JAKARTA, Indonesia—An online magazine catering to supporters of the Islamic State in Southeast Asia is not the first place you might expect to find a spread featuring an illustration of a pink flower. But there it was amid articles about beheadings and bombings in an issue last year of Al-Fatihin, or The Conquerors.
At first glance, the image could be mistaken for a misplaced advertisement. But the title above it left no doubt about the article’s intended audience: Jihad Wanita, or “Women’s Jihad.” The following six paragraphs outlined the different forms of jihad a woman can carry out, such as caring for wounded soldiers or supporting jihadis in battle. In another issue of Al-Fatihin, a black-and-white photograph of a woman standing alone, firing a rifle from behind a barricade, accompanied an article that trumpeted the courageousness of Muslim women in the Islamic State and urged them to take up armed struggle against unbelievers.
Al-Fatihin, which is circulated in jihadi group chats on Telegram and WhatsApp, now has editions in both Indonesian and Malay.

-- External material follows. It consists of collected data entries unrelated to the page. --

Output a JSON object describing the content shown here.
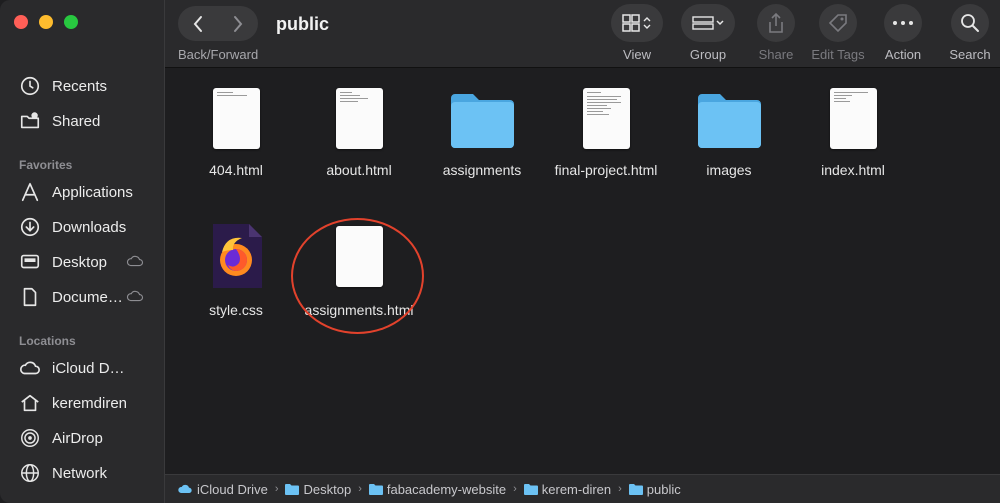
{
  "window": {
    "title": "public"
  },
  "toolbar": {
    "nav_label": "Back/Forward",
    "view_label": "View",
    "group_label": "Group",
    "share_label": "Share",
    "edit_tags_label": "Edit Tags",
    "action_label": "Action",
    "search_label": "Search"
  },
  "sidebar": {
    "items_top": [
      {
        "label": "Recents",
        "icon": "clock-icon"
      },
      {
        "label": "Shared",
        "icon": "shared-folder-icon"
      }
    ],
    "favorites_title": "Favorites",
    "favorites": [
      {
        "label": "Applications",
        "icon": "applications-icon"
      },
      {
        "label": "Downloads",
        "icon": "downloads-icon"
      },
      {
        "label": "Desktop",
        "icon": "desktop-icon"
      },
      {
        "label": "Docume…",
        "icon": "document-icon"
      }
    ],
    "locations_title": "Locations",
    "locations": [
      {
        "label": "iCloud D…",
        "icon": "icloud-icon"
      },
      {
        "label": "keremdiren",
        "icon": "home-icon"
      },
      {
        "label": "AirDrop",
        "icon": "airdrop-icon"
      },
      {
        "label": "Network",
        "icon": "network-icon"
      }
    ]
  },
  "files": [
    {
      "name": "404.html",
      "kind": "html"
    },
    {
      "name": "about.html",
      "kind": "html"
    },
    {
      "name": "assignments",
      "kind": "folder"
    },
    {
      "name": "final-project.html",
      "kind": "html"
    },
    {
      "name": "images",
      "kind": "folder"
    },
    {
      "name": "index.html",
      "kind": "html"
    },
    {
      "name": "style.css",
      "kind": "css"
    },
    {
      "name": "assignments.html",
      "kind": "html-blank"
    }
  ],
  "statusbar": {
    "path": [
      "iCloud Drive",
      "Desktop",
      "fabacademy-website",
      "kerem-diren",
      "public"
    ],
    "separator": "›"
  },
  "colors": {
    "folder": "#5cb8f0",
    "annotation": "#e2422c",
    "sidebar": "#2a2a2c",
    "content": "#1e1e20"
  }
}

Adhe Bhakti, a terrorism expert with the Center for Radicalization and De-radicalization Studies in Jakarta, pointed to the magazine when we met in May to demonstrate the tactics that jihadi networks are using to entice women to join their cause in Indonesia. “Police are becoming more aware about women’s involvement in violent extremism, shifting from supporter to initiator and now perpetrator,” he explained.